Impaired migration of trophoblast cells caused by simvastatin is associated with decreased membrane IGF-I receptor, MMP2 activity and HSP27 expression

Abstract

Background: Statins inhibit 3-hydroxy-3-methylglutaryl coenzyme-A reductase, the rate-limiting enzyme of the mevalonate pathway, and are used successfully in the treatment of hypercholesterolaemia. Statins are contraindicated during pregnancy. Lately, we have shown that simvastatin has adverse affects on human first trimester placental explants' proliferation and migration. The objective of the present study was to investigate the molecules involved in mediating simvastatin's effect on trophoblast cell migration. We hypothesized that simvastatin attenuates insuline-like growth factor-I (IGF-I) receptor expression (involved in trophoblast motility), matrix metalloproteinase (MMP) activities, and heat shock protein 27 (HSP27) levels (whose mRNA is actively transcribed during trophoblast differentiation) in trophoblast cells thus consequently effecting their migration.

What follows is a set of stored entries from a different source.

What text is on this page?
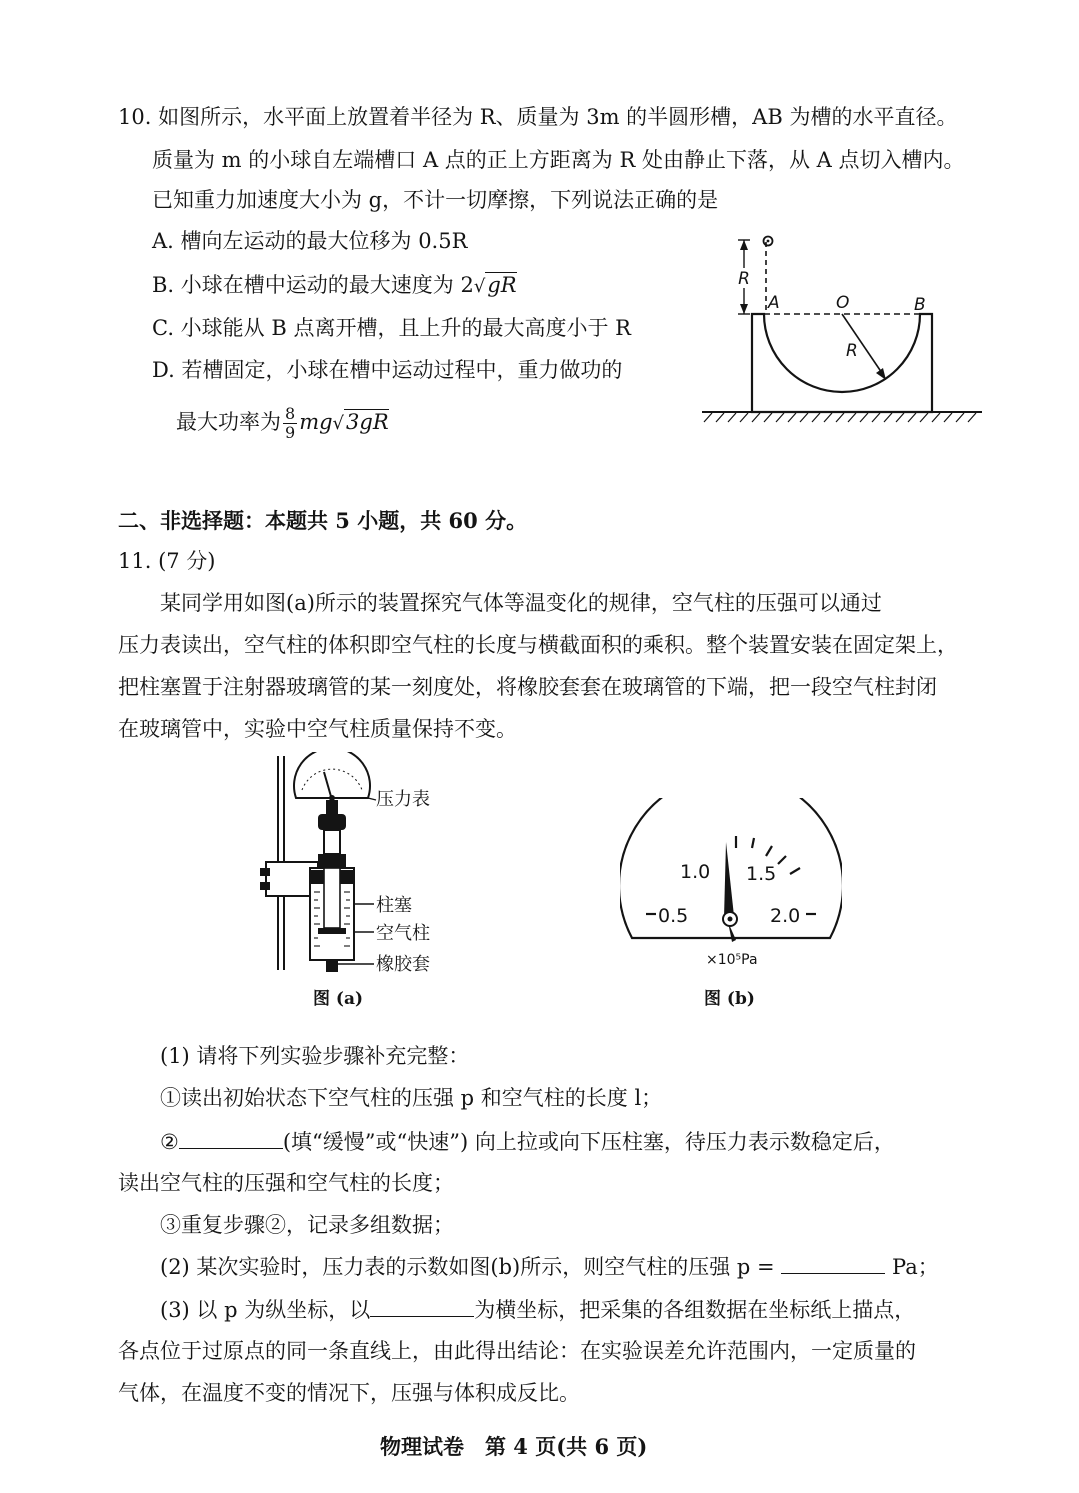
10. 如图所示，水平面上放置着半径为 R、质量为 3m 的半圆形槽，AB 为槽的水平直径。
质量为 m 的小球自左端槽口 A 点的正上方距离为 R 处由静止下落，从 A 点切入槽内。
已知重力加速度大小为 g，不计一切摩擦，下列说法正确的是
A. 槽向左运动的最大位移为 0.5R
B. 小球在槽中运动的最大速度为 2√gR
C. 小球能从 B 点离开槽，且上升的最大高度小于 R
D. 若槽固定，小球在槽中运动过程中，重力做功的
最大功率为 $\frac{8}{9} mg√3gR$
R
A	O	B
R
二、非选择题：本题共 5 小题，共 60 分。
11. (7 分)
某同学用如图(a)所示的装置探究气体等温变化的规律，空气柱的压强可以通过
压力表读出，空气柱的体积即空气柱的长度与横截面积的乘积。整个装置安装在固定架上，
把柱塞置于注射器玻璃管的某一刻度处，将橡胶套套在玻璃管的下端，把一段空气柱封闭
在玻璃管中，实验中空气柱质量保持不变。
压力表
柱塞
空气柱
橡胶套
图 (a)
1.0 1.5
0.5	2.0
×10⁵Pa
图 (b)
(1) 请将下列实验步骤补充完整：
①读出初始状态下空气柱的压强 p 和空气柱的长度 l；
②	(填“缓慢”或“快速”) 向上拉或向下压柱塞，待压力表示数稳定后，
读出空气柱的压强和空气柱的长度；
③重复步骤②，记录多组数据；
(2) 某次实验时，压力表的示数如图(b)所示，则空气柱的压强 p =	Pa；
(3) 以 p 为纵坐标，以	为横坐标，把采集的各组数据在坐标纸上描点，
各点位于过原点的同一条直线上，由此得出结论：在实验误差允许范围内，一定质量的
气体，在温度不变的情况下，压强与体积成反比。
物理试卷　第 4 页(共 6 页)
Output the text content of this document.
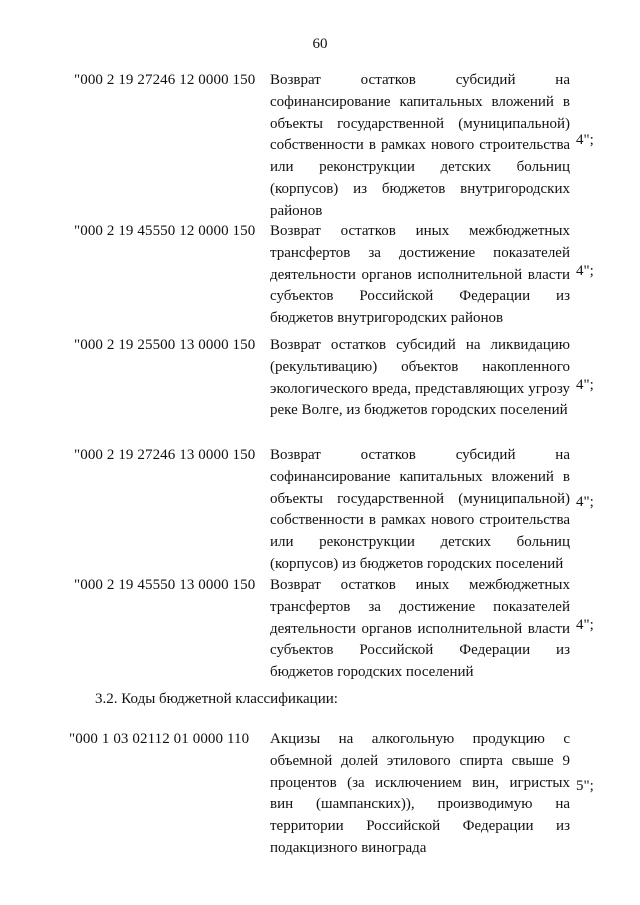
60
"000 2 19 27246 12 0000 150 Возврат остатков субсидий на софинансирование капитальных вложений в объекты государственной (муниципальной) собственности в рамках нового строительства или реконструкции детских больниц (корпусов) из бюджетов внутригородских районов
4";
"000 2 19 45550 12 0000 150 Возврат остатков иных межбюджетных трансфертов за достижение показателей деятельности органов исполнительной власти субъектов Российской Федерации из бюджетов внутригородских районов
4";
"000 2 19 25500 13 0000 150 Возврат остатков субсидий на ликвидацию (рекультивацию) объектов накопленного экологического вреда, представляющих угрозу реке Волге, из бюджетов городских поселений
4";
"000 2 19 27246 13 0000 150 Возврат остатков субсидий на софинансирование капитальных вложений в объекты государственной (муниципальной) собственности в рамках нового строительства или реконструкции детских больниц (корпусов) из бюджетов городских поселений
4";
"000 2 19 45550 13 0000 150 Возврат остатков иных межбюджетных трансфертов за достижение показателей деятельности органов исполнительной власти субъектов Российской Федерации из бюджетов городских поселений
4";
3.2. Коды бюджетной классификации:
"000 1 03 02112 01 0000 110 Акцизы на алкогольную продукцию с объемной долей этилового спирта свыше 9 процентов (за исключением вин, игристых вин (шампанских)), производимую на территории Российской Федерации из подакцизного винограда
5";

Methods: Human placental explants were cultured above a matrigel with/without simvastatin (10 microM) for 5 days. In this model, trophoblast migrates from the villi into the matrigel. Western-blot and immunohistochemistry served for analysing HSP27 expression. Immunohistochemistry was used for assessing IGF-I receptor localization. MMPs activity was assayed by gel zymography.

Results: Simvastatin reduced IGF-I receptor membranal expression, MMP2 activity and HSP27 expression in trophoblast cells (P < 0.05).

Conclusions: The inhibitory effect of simvastatin on trophoblast cell migration is associated with a significant decrease in the tested molecules, which probably contributes to the impaired migration.